ICML 2014 Highlights 1: On Machine Learning Fundamentals


At a high level, Deep Learning (DL) is still hot and DL keeps eating Machine Learning. The conference's attendance distribution was like: half was there for Deep Learning and the other half was there for *Shallow* Learning :). Interestingly, the conference took place in Beijing, for the first time, and more than 50% of the attendants either study or work there (and most of that local population are students). So the attendance distribution could be biased.

In the following, I'll highlight what I've learned and observed from the conference.

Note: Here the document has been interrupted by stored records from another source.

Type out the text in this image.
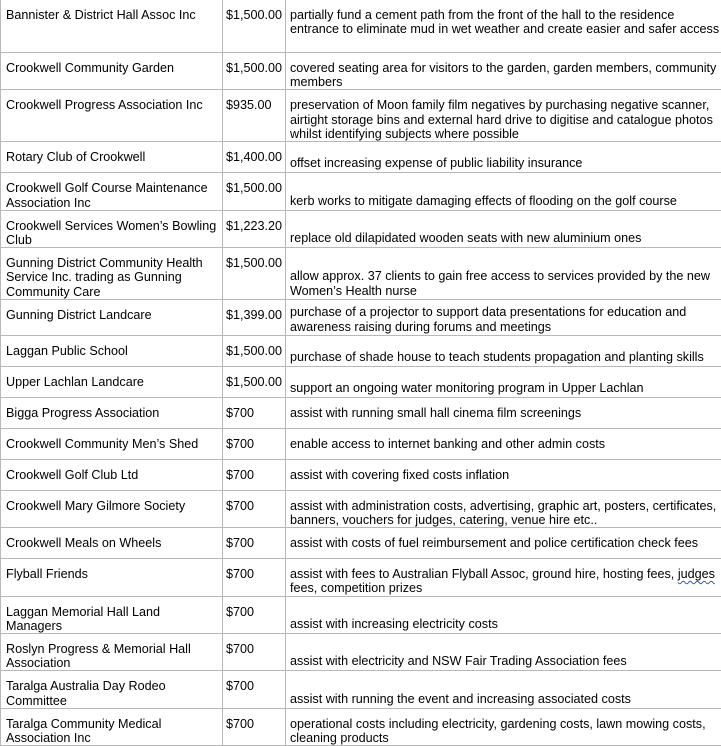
Bannister & District Hall Assoc Inc	$1,500.00	partially fund a cement path from the front of the hall to the residence entrance to eliminate mud in wet weather and create easier and safer access
Crookwell Community Garden	$1,500.00	covered seating area for visitors to the garden, garden members, community members
Crookwell Progress Association Inc	$935.00	preservation of Moon family film negatives by purchasing negative scanner, airtight storage bins and external hard drive to digitise and catalogue photos whilst identifying subjects where possible
Rotary Club of Crookwell	$1,400.00	offset increasing expense of public liability insurance
Crookwell Golf Course Maintenance Association Inc	$1,500.00	kerb works to mitigate damaging effects of flooding on the golf course
Crookwell Services Women’s Bowling Club	$1,223.20	replace old dilapidated wooden seats with new aluminium ones
Gunning District Community Health Service Inc. trading as Gunning Community Care	$1,500.00	allow approx. 37 clients to gain free access to services provided by the new Women’s Health nurse
Gunning District Landcare	$1,399.00	purchase of a projector to support data presentations for education and awareness raising during forums and meetings
Laggan Public School	$1,500.00	purchase of shade house to teach students propagation and planting skills
Upper Lachlan Landcare	$1,500.00	support an ongoing water monitoring program in Upper Lachlan
Bigga Progress Association	$700	assist with running small hall cinema film screenings
Crookwell Community Men’s Shed	$700	enable access to internet banking and other admin costs
Crookwell Golf Club Ltd	$700	assist with covering fixed costs inflation
Crookwell Mary Gilmore Society	$700	assist with administration costs, advertising, graphic art, posters, certificates, banners, vouchers for judges, catering, venue hire etc..
Crookwell Meals on Wheels	$700	assist with costs of fuel reimbursement and police certification check fees
Flyball Friends	$700	assist with fees to Australian Flyball Assoc, ground hire, hosting fees, judges fees, competition prizes
Laggan Memorial Hall Land Managers	$700	assist with increasing electricity costs
Roslyn Progress & Memorial Hall Association	$700	assist with electricity and NSW Fair Trading Association fees
Taralga Australia Day Rodeo Committee	$700	assist with running the event and increasing associated costs
Taralga Community Medical Association Inc	$700	operational costs including electricity, gardening costs, lawn mowing costs, cleaning products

Here's the outline:

ML Fundamentals 

Two of the three keynotes were delivered by Michael Jordan and Eric Horvitz, who talked about the fundamental challenges in ML. In general, there talks were more philosophical than technical; but they raised some important points.

Predict with uncertainty
In his keynote, Michael emphasized the importance of predicting with uncertainty
It's important to estimate the risk and not just the loss.
It's too often in the industry as well as in academia that people train models that can only predict some outputs without any confidence information. Such models could be dangerous to use in practice. [*]

An old and simple technique that can be used to train models that can predict with uncertainty is using Bagging, i.e. bootstrap and then aggregate. Bootstrapping means that we create multiple samples from the train set, each having the same size as the train set, using sampling with replacement. Each sample then can be trained using an embedded learner (e.g. decision tree) to produce a candidate predictor. Bagging generates a few candidate predictors, which can be aggregated to produce not only the prediction (the mean) but also uncertainty (their variance).

An even better approach to estimate the quality of estimators, according to Michael, is using the bag of little bootstraps (BLB).

Privacy aware learning
ML with privacy constraints is getting more popular and will be hot once ML becomes more mature. One third of Michael's keynote is on this topic [1, 2], which is one of his main interests nowadays. Eric Horvitz also emphasized the importance of this problem, in the context of applying ML in the health care industry.

Causality modeling
In many applications, prediction is not the end goal. It's important to explain the causality and make decisions. A simple example is customer churn analysis. Predicting customer churn rates doesn't do any good if the model cannot explain why and suggests actions to take.

Enough of BS. In the next posts, I will touch on more technical contents.

Side notes
[*] On multiclass neural network: due to the importance of prediction with uncertainty, I think that Sigmoid is a better output function that Softmax (which is contrary to popular advises). Softmax tends to make the predictor too confident. I have empirically experienced the non-regularity of NN model when using softmax on MNIST (similar to the phenomenon observed in the recent paper Intriguing Properties of Neural Networks).